To a garden in Ørje once came a toad,
And under a hosta he found an abode.
The hosta was sad, for its leaves were in tatters.
And everyone knows that a leaky roof matters.
‘I want to protect you from rain and hard sun.
But through my poor ceiling the water will run.
And so I can’t ask you for very much rent.

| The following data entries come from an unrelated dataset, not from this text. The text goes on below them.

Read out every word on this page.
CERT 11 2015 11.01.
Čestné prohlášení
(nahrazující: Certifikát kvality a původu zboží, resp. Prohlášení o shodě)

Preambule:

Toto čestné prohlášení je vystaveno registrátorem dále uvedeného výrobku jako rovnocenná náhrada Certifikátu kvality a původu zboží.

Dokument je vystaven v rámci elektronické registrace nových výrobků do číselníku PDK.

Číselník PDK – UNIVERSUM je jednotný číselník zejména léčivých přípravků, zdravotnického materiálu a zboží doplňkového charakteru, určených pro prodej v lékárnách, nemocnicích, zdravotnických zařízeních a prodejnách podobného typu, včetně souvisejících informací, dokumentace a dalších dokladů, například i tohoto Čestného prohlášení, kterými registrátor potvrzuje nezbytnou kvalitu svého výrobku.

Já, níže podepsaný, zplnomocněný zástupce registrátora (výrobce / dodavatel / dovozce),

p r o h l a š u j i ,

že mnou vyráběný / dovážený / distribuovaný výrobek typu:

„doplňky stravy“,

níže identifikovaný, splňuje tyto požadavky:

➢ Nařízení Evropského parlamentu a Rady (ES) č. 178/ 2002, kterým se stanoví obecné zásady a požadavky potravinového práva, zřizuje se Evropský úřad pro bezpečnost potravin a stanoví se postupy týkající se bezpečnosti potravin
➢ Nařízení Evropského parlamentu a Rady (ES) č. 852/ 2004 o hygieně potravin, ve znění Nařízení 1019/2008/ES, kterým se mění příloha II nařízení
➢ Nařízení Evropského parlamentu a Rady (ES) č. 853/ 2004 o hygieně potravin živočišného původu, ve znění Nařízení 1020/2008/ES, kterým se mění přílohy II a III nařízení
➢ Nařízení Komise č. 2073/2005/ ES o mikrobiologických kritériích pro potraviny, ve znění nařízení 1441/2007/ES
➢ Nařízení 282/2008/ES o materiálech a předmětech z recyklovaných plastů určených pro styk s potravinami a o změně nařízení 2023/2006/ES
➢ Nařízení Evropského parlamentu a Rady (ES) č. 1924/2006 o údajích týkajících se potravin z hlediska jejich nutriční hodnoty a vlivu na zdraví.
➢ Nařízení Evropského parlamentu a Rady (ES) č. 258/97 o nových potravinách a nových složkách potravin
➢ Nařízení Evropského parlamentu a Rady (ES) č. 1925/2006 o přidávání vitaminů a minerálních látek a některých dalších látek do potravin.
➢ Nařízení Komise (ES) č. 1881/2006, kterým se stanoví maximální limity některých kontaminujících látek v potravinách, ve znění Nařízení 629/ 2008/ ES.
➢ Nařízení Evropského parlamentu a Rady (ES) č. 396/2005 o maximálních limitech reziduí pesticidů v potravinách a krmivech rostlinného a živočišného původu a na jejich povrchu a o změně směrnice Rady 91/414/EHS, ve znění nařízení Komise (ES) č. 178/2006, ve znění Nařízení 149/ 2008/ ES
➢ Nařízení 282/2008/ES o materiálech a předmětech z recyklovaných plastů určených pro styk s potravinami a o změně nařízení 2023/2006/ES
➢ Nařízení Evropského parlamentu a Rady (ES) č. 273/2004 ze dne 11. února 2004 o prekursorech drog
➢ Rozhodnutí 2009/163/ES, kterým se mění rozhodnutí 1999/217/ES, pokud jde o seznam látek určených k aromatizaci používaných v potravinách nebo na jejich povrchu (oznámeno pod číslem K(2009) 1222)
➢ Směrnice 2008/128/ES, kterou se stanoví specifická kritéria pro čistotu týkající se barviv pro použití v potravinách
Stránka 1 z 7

I had other tenants. But wetly they went.’
The toad felt so sorry. He needed the shelter,
For, in the hot sunshine, he’d started to swelter.
There must be a reason behind all the holes.
They were too big for midges and too small for moles.
‘I know what to do! I will stay up all night,
And maybe the culprit will heave into sight.
And then I will ask him why he’s such a vandal.’
He sat in the dark without even a candle.
About half past two the moon dipped behind cloud,
And out of the undergrowth ambled a crowd
Of fat squishy slugs (each was clutching a cuppa
And a knife and a fork). They had come for their supper.
The toad was delighted. In front of his eyes
Was a feast unsurpassed. It was such a surprise!
He gobbled up slugs. He ate every one.
Then he basked on his back in the new rising sun.
‘Your house is just perfect,’ he said to the plant.
‘Although others have left you, I promise I shan’t.
The charms of this residence can’t be ignored.